I've been sick all week with pneumonia so I've been taking it easy and sleeping as much as possible. I haven't achieved quite the level of relaxation of some of the cats,  but I'm working on it!

Saturday Snapshot is hosted by Alyce at her blog, At Home with Books. It's easy to participate, just post a photo taken by you, a friend or a family member and link to the Mister Linky at the bottom of Alyce's post.

Sunday, December 4, 2011

~ Sunday Salon : A Tropical December in the Northeast! ~

December 4th and it's almost 60 degrees outside! It's a little bit like Bizarre-o World! If not for the Christmas decorations popping up everywhere, I think I'd forget it was December! I'm not complaining, honest...I think this is awesome! My wheels don't move so well in snow and slush and being able to get out and go on my own is the best. At least once every winter after a storm, I've had to be rescued by passers-by when my wheels get sucked into a deeper-than-it-looks pile of snow and slush. lol It would be great if the days surrounding Christmas were a little more wintry but it's no big deal really.

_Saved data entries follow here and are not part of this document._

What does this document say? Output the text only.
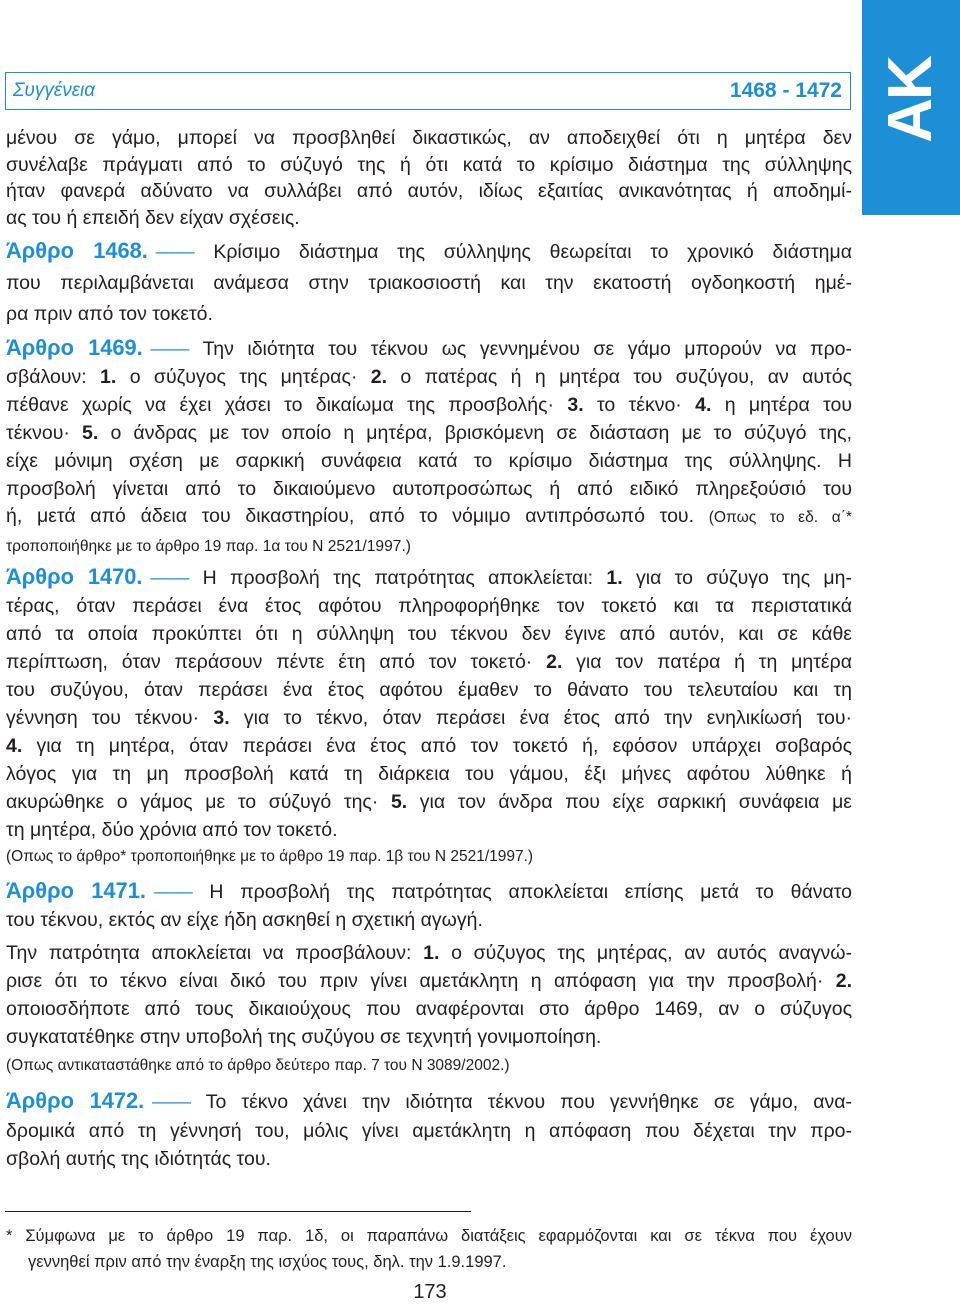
ΑΚ
Συγγένεια	1468 - 1472
μένου σε γάμο, μπορεί να προσβληθεί δικαστικώς, αν αποδειχθεί ότι η μητέρα δεν
συνέλαβε πράγματι από το σύζυγό της ή ότι κατά το κρίσιμο διάστημα της σύλληψης
ήταν φανερά αδύνατο να συλλάβει από αυτόν, ιδίως εξαιτίας ανικανότητας ή αποδημί-
ας του ή επειδή δεν είχαν σχέσεις.
Άρθρο 1468. —— Κρίσιμο διάστημα της σύλληψης θεωρείται το χρονικό διάστημα
που περιλαμβάνεται ανάμεσα στην τριακοσιοστή και την εκατοστή ογδοηκοστή ημέ-
ρα πριν από τον τοκετό.
Άρθρο 1469. —— Την ιδιότητα του τέκνου ως γεννημένου σε γάμο μπορούν να προ-
σβάλουν: 1. ο σύζυγος της μητέρας· 2. ο πατέρας ή η μητέρα του συζύγου, αν αυτός
πέθανε χωρίς να έχει χάσει το δικαίωμα της προσβολής· 3. το τέκνο· 4. η μητέρα του
τέκνου· 5. ο άνδρας με τον οποίο η μητέρα, βρισκόμενη σε διάσταση με το σύζυγό της,
είχε μόνιμη σχέση με σαρκική συνάφεια κατά το κρίσιμο διάστημα της σύλληψης. Η
προσβολή γίνεται από το δικαιούμενο αυτοπροσώπως ή από ειδικό πληρεξούσιό του
ή, μετά από άδεια του δικαστηρίου, από το νόμιμο αντιπρόσωπό του. (Οπως το εδ. α΄*
τροποποιήθηκε με το άρθρο 19 παρ. 1α του Ν 2521/1997.)
Άρθρο 1470. —— Η προσβολή της πατρότητας αποκλείεται: 1. για το σύζυγο της μη-
τέρας, όταν περάσει ένα έτος αφότου πληροφορήθηκε τον τοκετό και τα περιστατικά
από τα οποία προκύπτει ότι η σύλληψη του τέκνου δεν έγινε από αυτόν, και σε κάθε
περίπτωση, όταν περάσουν πέντε έτη από τον τοκετό· 2. για τον πατέρα ή τη μητέρα
του συζύγου, όταν περάσει ένα έτος αφότου έμαθεν το θάνατο του τελευταίου και τη
γέννηση του τέκνου· 3. για το τέκνο, όταν περάσει ένα έτος από την ενηλικίωσή του·
4. για τη μητέρα, όταν περάσει ένα έτος από τον τοκετό ή, εφόσον υπάρχει σοβαρός
λόγος για τη μη προσβολή κατά τη διάρκεια του γάμου, έξι μήνες αφότου λύθηκε ή
ακυρώθηκε ο γάμος με το σύζυγό της· 5. για τον άνδρα που είχε σαρκική συνάφεια με
τη μητέρα, δύο χρόνια από τον τοκετό.
(Οπως το άρθρο* τροποποιήθηκε με το άρθρο 19 παρ. 1β του Ν 2521/1997.)
Άρθρο 1471. —— Η προσβολή της πατρότητας αποκλείεται επίσης μετά το θάνατο
του τέκνου, εκτός αν είχε ήδη ασκηθεί η σχετική αγωγή.
Την πατρότητα αποκλείεται να προσβάλουν: 1. ο σύζυγος της μητέρας, αν αυτός αναγνώ-
ρισε ότι το τέκνο είναι δικό του πριν γίνει αμετάκλητη η απόφαση για την προσβολή· 2.
οποιοσδήποτε από τους δικαιούχους που αναφέρονται στο άρθρο 1469, αν ο σύζυγος
συγκατατέθηκε στην υποβολή της συζύγου σε τεχνητή γονιμοποίηση.
(Οπως αντικαταστάθηκε από το άρθρο δεύτερο παρ. 7 του Ν 3089/2002.)
Άρθρο 1472. —— Το τέκνο χάνει την ιδιότητα τέκνου που γεννήθηκε σε γάμο, ανα-
δρομικά από τη γέννησή του, μόλις γίνει αμετάκλητη η απόφαση που δέχεται την προ-
σβολή αυτής της ιδιότητάς του.
* Σύμφωνα με το άρθρο 19 παρ. 1δ, οι παραπάνω διατάξεις εφαρμόζονται και σε τέκνα που έχουν
γεννηθεί πριν από την έναρξη της ισχύος τους, δηλ. την 1.9.1997.
173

This is the kitty-cats ideal weather. Some of them have energy to spare. Some, like Big Bob, still sleep the day away! Mr. Magoo spends the nights running outside to play and then back in, resting for 20 minutes and running back out again to play! Lola wakes up in the morning in play mode and seems to run everywhere, jumping up and twisting around every couple of feet! I was in the kitchen the other morning putting the cat's food out and I heard this weird scratching sound from the other room. Lola found an old cat toy underneath some piece of furniture or other and dragged it out to play with - it's a round plastic ring with a ball inside of it. The ball spins around the ring, while the cat to tries and get it by sticking their paw into the ring. What Lola doesn't realize is the ball will never come out of the ring! Lola's been playing with this toy all week. She gets so into trying to catch the ball and she's so focused on what she's doing, she ends up dragging the entire ring across the floor, it's very funny to watch!

Today is review day for me (I hope!) I'd like to draft several reviews and finish up a few that I left unfinished. It's getting to the point where I'm stressing too much about these reviews I haven't done and if I wait much longer, the reviews are going to become an unpleasant task I have to get done rather than something I enjoy doing. So I'm on a mission! The Leftovers by Tom Perrotta and The Night Circus by Erin Morgenstern are two of the books on m review list! I'm hoping to finish The Lotus Reader by Tatjana Soli which I've been taking my time with and spend some time with The Wind-Up Bird Chronicles by Haruki Murakami!

Happy Reading!
I hope you have a great Sunday!

Saturday, December 3, 2011

~ Saturday Snapshot ~ Some Rescue Cats!

These are some of the cats we've rescued and adopted in the last couple of years!

Gidget and Lola. We found these two outside in the freezing cold, dead of winter sleeping in a large ceramic flower pot on top of each other.

Finnegan. Finny is one of the happiest, easy-going cats I've ever known.

Elliot. He looks a lot like Mr. Magoo but isn't cross-eyed...he has a similar disposition, too.

Moses. He was a kitten and loved to play hard until he was exhausted...he used to just suddenly fall asleep while playing. The first time it happened I thought something was wrong, but nope, he simply exhausted himself!

Casey. He's a big, muscular tom cat who loved being petted!
Rascal (he looks a bit like a racoon!)

Saturday Snapshot is hosted by Alyce at At Home with Books. It's easy to participate, just post an original photo, one taken by you, a friend or a family member and link to the Mister Linky at the bottom of Alyce's post.